1960 dir. Stanley Kramer

In 1925, a Tennessee legislator, fearful that schoolchildren were being exposed to unchristian ideas, sponsored a bill that made teaching Darwin’s theory of evolution illegal in public schools. The ACLU offered to support any teacher willing to oppose the ordinance, and a substitute named John Thomas Scopes volunteered. His trial, remembered as the Scopes Monkey Trial, became a national news story when two of the country’s most admired attorneys took up opposing sides of the case. It later became a play, which became a movie, which was called “Inherit the Wind.”

In this fictionalized account, the teacher is named Bert Cates (played by Dick York), and he’s defended by Spencer Tracy as Henry Drummond (standing in for real-life defense attorney Clarence Darrow).
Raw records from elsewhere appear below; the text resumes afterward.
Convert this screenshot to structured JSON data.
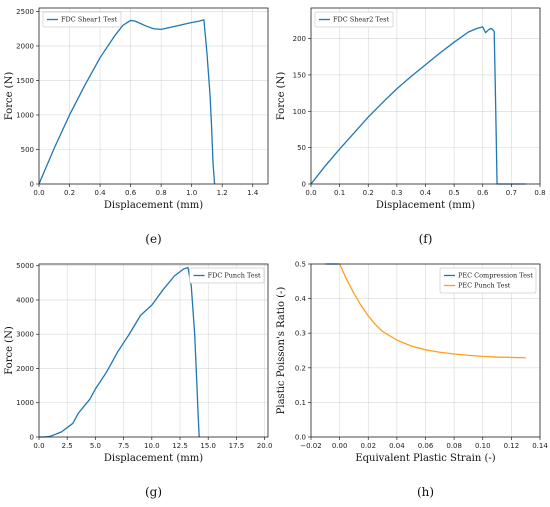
{
  "chart_data": [
    {
      "id": "e",
      "type": "line",
      "caption": "(e)",
      "xlabel": "Displacement (mm)",
      "ylabel": "Force (N)",
      "xlim": [
        0,
        1.5
      ],
      "ylim": [
        0,
        2550
      ],
      "xticks": [
        0.0,
        0.2,
        0.4,
        0.6,
        0.8,
        1.0,
        1.2,
        1.4
      ],
      "xticklabels": [
        "0.0",
        "0.2",
        "0.4",
        "0.6",
        "0.8",
        "1.0",
        "1.2",
        "1.4"
      ],
      "yticks": [
        0,
        500,
        1000,
        1500,
        2000,
        2500
      ],
      "yticklabels": [
        "0",
        "500",
        "1000",
        "1500",
        "2000",
        "2500"
      ],
      "grid": true,
      "legend_position": "top-left",
      "series": [
        {
          "name": "FDC Shear1 Test",
          "color": "#1f77b4",
          "x": [
            0.0,
            0.05,
            0.1,
            0.2,
            0.3,
            0.4,
            0.5,
            0.55,
            0.6,
            0.63,
            0.7,
            0.75,
            0.8,
            0.9,
            1.0,
            1.05,
            1.08,
            1.1,
            1.12,
            1.13,
            1.14,
            1.15
          ],
          "y": [
            0,
            260,
            520,
            1000,
            1430,
            1830,
            2160,
            2300,
            2370,
            2360,
            2290,
            2250,
            2240,
            2290,
            2340,
            2360,
            2380,
            1900,
            1300,
            850,
            300,
            0
          ]
        }
      ]
    },
    {
      "id": "f",
      "type": "line",
      "caption": "(f)",
      "xlabel": "Displacement (mm)",
      "ylabel": "Force  (N)",
      "xlim": [
        0,
        0.8
      ],
      "ylim": [
        0,
        242
      ],
      "xticks": [
        0.0,
        0.1,
        0.2,
        0.3,
        0.4,
        0.5,
        0.6,
        0.7,
        0.8
      ],
      "xticklabels": [
        "0.0",
        "0.1",
        "0.2",
        "0.3",
        "0.4",
        "0.5",
        "0.6",
        "0.7",
        "0.8"
      ],
      "yticks": [
        0,
        50,
        100,
        150,
        200
      ],
      "yticklabels": [
        "0",
        "50",
        "100",
        "150",
        "200"
      ],
      "grid": true,
      "legend_position": "top-left",
      "series": [
        {
          "name": "FDC Shear2 Test",
          "color": "#1f77b4",
          "x": [
            0.0,
            0.05,
            0.1,
            0.15,
            0.2,
            0.25,
            0.3,
            0.35,
            0.4,
            0.45,
            0.5,
            0.55,
            0.58,
            0.6,
            0.61,
            0.62,
            0.63,
            0.64,
            0.645,
            0.65,
            0.7,
            0.75
          ],
          "y": [
            0,
            25,
            48,
            70,
            92,
            112,
            131,
            148,
            164,
            180,
            195,
            209,
            214,
            216,
            208,
            212,
            214,
            210,
            110,
            0,
            0,
            0
          ]
        }
      ]
    },
    {
      "id": "g",
      "type": "line",
      "caption": "(g)",
      "xlabel": "Displacement (mm)",
      "ylabel": "Force (N)",
      "xlim": [
        0,
        20.3
      ],
      "ylim": [
        0,
        5050
      ],
      "xticks": [
        0.0,
        2.5,
        5.0,
        7.5,
        10.0,
        12.5,
        15.0,
        17.5,
        20.0
      ],
      "xticklabels": [
        "0.0",
        "2.5",
        "5.0",
        "7.5",
        "10.0",
        "12.5",
        "15.0",
        "17.5",
        "20.0"
      ],
      "yticks": [
        0,
        1000,
        2000,
        3000,
        4000,
        5000
      ],
      "yticklabels": [
        "0",
        "1000",
        "2000",
        "3000",
        "4000",
        "5000"
      ],
      "grid": true,
      "legend_position": "top-right",
      "series": [
        {
          "name": "FDC Punch Test",
          "color": "#1f77b4",
          "x": [
            0.0,
            0.5,
            1.0,
            2.0,
            3.0,
            3.5,
            4.0,
            4.5,
            5.0,
            6.0,
            7.0,
            8.0,
            9.0,
            10.0,
            11.0,
            12.0,
            12.8,
            13.2,
            13.5,
            13.8,
            14.0,
            14.1,
            14.2
          ],
          "y": [
            0,
            0,
            20,
            150,
            400,
            700,
            900,
            1100,
            1400,
            1900,
            2500,
            3000,
            3550,
            3850,
            4300,
            4700,
            4900,
            4950,
            4400,
            3000,
            1500,
            700,
            0
          ]
        }
      ]
    },
    {
      "id": "h",
      "type": "line",
      "caption": "(h)",
      "xlabel": "Equivalent Plastic Strain (-)",
      "ylabel": "Plastic Poisson's Ratio (-)",
      "xlim": [
        -0.02,
        0.14
      ],
      "ylim": [
        0,
        0.5
      ],
      "xticks": [
        -0.02,
        0.0,
        0.02,
        0.04,
        0.06,
        0.08,
        0.1,
        0.12,
        0.14
      ],
      "xticklabels": [
        "−0.02",
        "0.00",
        "0.02",
        "0.04",
        "0.06",
        "0.08",
        "0.10",
        "0.12",
        "0.14"
      ],
      "yticks": [
        0.0,
        0.1,
        0.2,
        0.3,
        0.4,
        0.5
      ],
      "yticklabels": [
        "0.0",
        "0.1",
        "0.2",
        "0.3",
        "0.4",
        "0.5"
      ],
      "grid": true,
      "legend_position": "top-right",
      "series": [
        {
          "name": "PEC Compression Test",
          "color": "#1f77b4",
          "x": [
            -0.01,
            0.0
          ],
          "y": [
            0.5,
            0.5
          ]
        },
        {
          "name": "PEC Punch Test",
          "color": "#ff9f1c",
          "x": [
            0.0,
            0.005,
            0.01,
            0.015,
            0.02,
            0.025,
            0.03,
            0.04,
            0.05,
            0.06,
            0.07,
            0.08,
            0.09,
            0.1,
            0.11,
            0.12,
            0.13
          ],
          "y": [
            0.5,
            0.455,
            0.415,
            0.38,
            0.35,
            0.325,
            0.305,
            0.28,
            0.263,
            0.252,
            0.245,
            0.24,
            0.236,
            0.233,
            0.231,
            0.23,
            0.229
          ]
        }
      ]
    }
  ]
}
At the prosecutor’s table is Matthew Harrison Brady (Fredric March), a fictional version of professional presidential election loser William Jennings Bryan. Along with a cynical newspaper man (Gene Kelly), the town’s zealous reverend (Jeremiah Brown), and a crowd of god-fearing onlookers, Cates, Drummond, and Brady pack into a small rural courthouse to argue the merits of faith v. freethinking. Before the verdict is reached, the lawyers get to showcase their silver tongues and display some serious legal bravado.

So is the movie any good? The short answer is yes. The writing is rich and clear and sometimes lyrical. Spencer Tracy especially gets to deliver some great lines. The movie is also uniformly well acted, and there are plenty of moments for a lawyer movie aficionado like me to appreciate. The drama in the courtroom is well staged, though it sometimes feels a bit stagey. One twist made me roll my eyes, but then I looked it up and it actually happened in real life! So the film delivers as a recreation of a very dramatic and significant case.

But, for me anyway, “Inherit the Wind” is just not an easy movie to get excited about, at least not all these years later. The story is so inherently didactic that it’s hard to feel much of anything about the human beings at its center. They often come across as mouthpieces or archetypes, and when the movie does try to gin up some human-interest subplots – Drummond and Brady are supposed to be old friends, for example, and Cates is engaged to the town reverend’s daughter – it usually loses momentum.

There’s one exception that’s worth noting. After the first day of arguments, the reverend holds a prayer meeting for the town and whips himself into such a hateful frenzy that he has to be cut short by Brady, his ideological ally. “It is possible to be overzealous,” Brady warns, “to destroy that which you hope to save – so that nothing is left but emptiness.” The reverend withers, having emptied himself out, and you feel for him. In moments like these – and there are a few others – the movie comes alive.

By the way, I don’t mean to suggest that every lawyer movie needs to be primarily about people. I loved “12 Angry Men,” for example, not because its characters were so well rounded, but because it so effectively explored questions at the heart of our justice system. Though this, too, is a movie about ideas, none of them are unpacked in a particularly provocative or deep way.

So “Inherit the Wind” will probably not be in my top five if (when!) I chisel into stone the definitive list of the Greatest Lawyer Movies of All Time. But it’s not a bad film by any means, and anyone interested in the landmark 1925 case it’s based on definitely should check it out. It’s currently available to stream on YouTube and Amazon.